Korruptionsaffäre
Siemens muss 15 Jahre lang spenden

Mit Millionen für die Korruptionsbekämpfung sühnt der Elektrokonzern Siemens nach einer Vereinbarung mit der Weltbank für seine Korruptionsaffäre. Zudem wird das Unternehmen zwei Jahre lang freiwillig darauf verzichten, an Ausschreibungen für Weltbank-Projekte teilzunehmen, wie ein Siemens-Sprecher am Donnerstag in München sagte.

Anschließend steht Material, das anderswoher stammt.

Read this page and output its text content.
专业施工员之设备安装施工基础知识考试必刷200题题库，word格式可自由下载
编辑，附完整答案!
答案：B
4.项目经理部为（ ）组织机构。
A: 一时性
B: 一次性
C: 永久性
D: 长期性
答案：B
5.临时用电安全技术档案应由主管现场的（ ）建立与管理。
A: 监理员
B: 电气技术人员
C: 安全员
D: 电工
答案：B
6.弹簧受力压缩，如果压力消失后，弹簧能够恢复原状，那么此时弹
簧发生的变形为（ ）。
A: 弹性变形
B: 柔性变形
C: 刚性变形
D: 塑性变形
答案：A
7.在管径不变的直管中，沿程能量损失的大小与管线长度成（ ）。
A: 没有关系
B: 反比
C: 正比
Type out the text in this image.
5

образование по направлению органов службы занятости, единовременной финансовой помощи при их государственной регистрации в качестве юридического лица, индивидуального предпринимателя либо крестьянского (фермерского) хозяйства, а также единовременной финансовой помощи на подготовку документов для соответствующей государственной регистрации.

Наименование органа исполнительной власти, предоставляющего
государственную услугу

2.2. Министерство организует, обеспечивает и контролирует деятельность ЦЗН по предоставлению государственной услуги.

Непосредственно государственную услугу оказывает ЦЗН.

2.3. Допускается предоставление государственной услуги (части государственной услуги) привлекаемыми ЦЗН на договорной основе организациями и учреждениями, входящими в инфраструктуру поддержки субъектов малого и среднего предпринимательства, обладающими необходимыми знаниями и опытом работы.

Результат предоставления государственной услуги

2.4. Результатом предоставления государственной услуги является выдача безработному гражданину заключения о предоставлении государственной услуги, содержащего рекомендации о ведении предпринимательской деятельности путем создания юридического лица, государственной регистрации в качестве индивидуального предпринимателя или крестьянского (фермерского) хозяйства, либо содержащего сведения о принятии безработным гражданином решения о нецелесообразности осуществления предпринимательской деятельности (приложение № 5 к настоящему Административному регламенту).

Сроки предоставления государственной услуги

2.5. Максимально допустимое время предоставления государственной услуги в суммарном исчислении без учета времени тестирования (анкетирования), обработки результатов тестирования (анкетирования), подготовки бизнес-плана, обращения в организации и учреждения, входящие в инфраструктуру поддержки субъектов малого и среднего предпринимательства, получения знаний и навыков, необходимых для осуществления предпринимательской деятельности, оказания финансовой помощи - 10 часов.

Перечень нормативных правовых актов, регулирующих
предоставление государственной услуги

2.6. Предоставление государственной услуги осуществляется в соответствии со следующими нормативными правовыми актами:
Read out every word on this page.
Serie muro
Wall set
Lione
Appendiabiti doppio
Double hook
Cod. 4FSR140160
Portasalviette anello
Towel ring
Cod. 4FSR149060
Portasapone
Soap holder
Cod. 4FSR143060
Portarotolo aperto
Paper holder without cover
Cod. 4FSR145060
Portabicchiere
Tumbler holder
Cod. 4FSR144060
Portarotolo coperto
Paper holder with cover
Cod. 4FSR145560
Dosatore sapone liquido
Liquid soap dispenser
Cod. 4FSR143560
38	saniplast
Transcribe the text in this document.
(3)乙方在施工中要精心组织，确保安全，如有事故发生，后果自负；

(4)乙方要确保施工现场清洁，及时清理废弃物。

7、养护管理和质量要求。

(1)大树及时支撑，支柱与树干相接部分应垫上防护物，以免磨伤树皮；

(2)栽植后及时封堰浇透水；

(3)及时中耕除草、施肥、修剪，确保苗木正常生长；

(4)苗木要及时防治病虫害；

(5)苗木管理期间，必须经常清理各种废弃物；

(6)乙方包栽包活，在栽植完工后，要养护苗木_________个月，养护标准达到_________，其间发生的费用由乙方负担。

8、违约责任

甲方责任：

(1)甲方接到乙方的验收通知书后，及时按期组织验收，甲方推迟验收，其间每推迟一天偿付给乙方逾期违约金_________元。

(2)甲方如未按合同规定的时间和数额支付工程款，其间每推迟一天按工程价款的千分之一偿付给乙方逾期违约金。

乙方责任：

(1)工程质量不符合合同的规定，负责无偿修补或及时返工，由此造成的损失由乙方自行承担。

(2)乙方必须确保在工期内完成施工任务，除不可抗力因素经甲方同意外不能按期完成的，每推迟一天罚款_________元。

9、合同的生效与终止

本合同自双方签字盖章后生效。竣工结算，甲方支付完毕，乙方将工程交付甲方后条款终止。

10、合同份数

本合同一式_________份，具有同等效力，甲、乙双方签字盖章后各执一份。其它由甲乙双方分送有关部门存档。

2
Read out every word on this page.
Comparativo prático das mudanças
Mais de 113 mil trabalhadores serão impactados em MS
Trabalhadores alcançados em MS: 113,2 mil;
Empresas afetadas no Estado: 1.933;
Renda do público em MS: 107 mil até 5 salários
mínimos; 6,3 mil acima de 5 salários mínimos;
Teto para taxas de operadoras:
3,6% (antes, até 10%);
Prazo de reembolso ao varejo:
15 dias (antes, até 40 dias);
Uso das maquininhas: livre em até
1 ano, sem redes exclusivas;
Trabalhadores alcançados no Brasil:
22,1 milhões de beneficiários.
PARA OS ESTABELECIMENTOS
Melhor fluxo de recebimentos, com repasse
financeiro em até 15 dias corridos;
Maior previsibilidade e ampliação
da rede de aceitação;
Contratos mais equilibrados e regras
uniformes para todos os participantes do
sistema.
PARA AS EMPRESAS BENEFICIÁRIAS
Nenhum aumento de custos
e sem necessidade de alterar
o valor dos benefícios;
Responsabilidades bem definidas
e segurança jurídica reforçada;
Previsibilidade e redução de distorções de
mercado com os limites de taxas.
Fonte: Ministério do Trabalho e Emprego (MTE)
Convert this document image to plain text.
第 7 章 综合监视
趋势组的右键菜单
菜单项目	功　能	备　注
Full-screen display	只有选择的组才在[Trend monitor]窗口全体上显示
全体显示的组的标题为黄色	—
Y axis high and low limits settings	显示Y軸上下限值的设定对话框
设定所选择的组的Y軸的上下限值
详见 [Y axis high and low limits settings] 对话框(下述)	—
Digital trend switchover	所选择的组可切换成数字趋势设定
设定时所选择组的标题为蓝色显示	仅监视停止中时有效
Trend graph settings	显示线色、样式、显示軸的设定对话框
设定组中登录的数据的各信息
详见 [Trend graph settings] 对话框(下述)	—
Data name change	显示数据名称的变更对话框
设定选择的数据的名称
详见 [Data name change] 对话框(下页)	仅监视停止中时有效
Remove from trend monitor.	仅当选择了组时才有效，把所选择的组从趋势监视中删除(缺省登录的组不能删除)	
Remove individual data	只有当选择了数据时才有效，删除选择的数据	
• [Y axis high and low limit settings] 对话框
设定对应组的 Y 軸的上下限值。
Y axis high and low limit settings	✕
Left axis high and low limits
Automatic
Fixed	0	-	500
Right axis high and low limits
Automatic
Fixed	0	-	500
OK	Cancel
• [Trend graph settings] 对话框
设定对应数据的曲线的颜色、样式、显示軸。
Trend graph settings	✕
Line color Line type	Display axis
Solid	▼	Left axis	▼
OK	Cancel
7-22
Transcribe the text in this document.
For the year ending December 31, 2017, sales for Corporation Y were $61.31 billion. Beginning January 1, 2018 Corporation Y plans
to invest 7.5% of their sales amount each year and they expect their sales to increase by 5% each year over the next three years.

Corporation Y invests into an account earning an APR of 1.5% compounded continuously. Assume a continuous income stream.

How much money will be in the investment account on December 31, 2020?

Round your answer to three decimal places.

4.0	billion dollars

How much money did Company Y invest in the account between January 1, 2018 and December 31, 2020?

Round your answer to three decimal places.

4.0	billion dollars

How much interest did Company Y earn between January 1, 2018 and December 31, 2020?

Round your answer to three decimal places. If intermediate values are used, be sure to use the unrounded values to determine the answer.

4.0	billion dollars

HB MÜNCHEN. Die Einigung sieht vor, dass Siemens 15 Jahre lang Organisationen wie die Vereinten Nationen oder Transparency International mit insgesamt rund 75 Mio. Euro bei der Korruptionsprävention unterstützt.

Dem Vergleich gingen Korruptionsvorwürfe gegen Siemens in Russland voraus. Die Weltbank wirft dem Unternehmen vor, zwischen 2005 und 2006 Schmiergelder in Höhe von rund drei Mio. Dollar (2,1 Mio. Euro) bei einem Verkehrsprojekt in Moskau gezahlt zu haben, das die Bank finanzierte. „Der jetzt geschlossene Vergleich mit der Weltbank ist eine erneute deutliche Erinnerung an das Versagen Verantwortlicher in der Vergangenheit“, sagte der für Korruptionsbekämpfung zuständige Siemens-Vorstand Peter Solmssen.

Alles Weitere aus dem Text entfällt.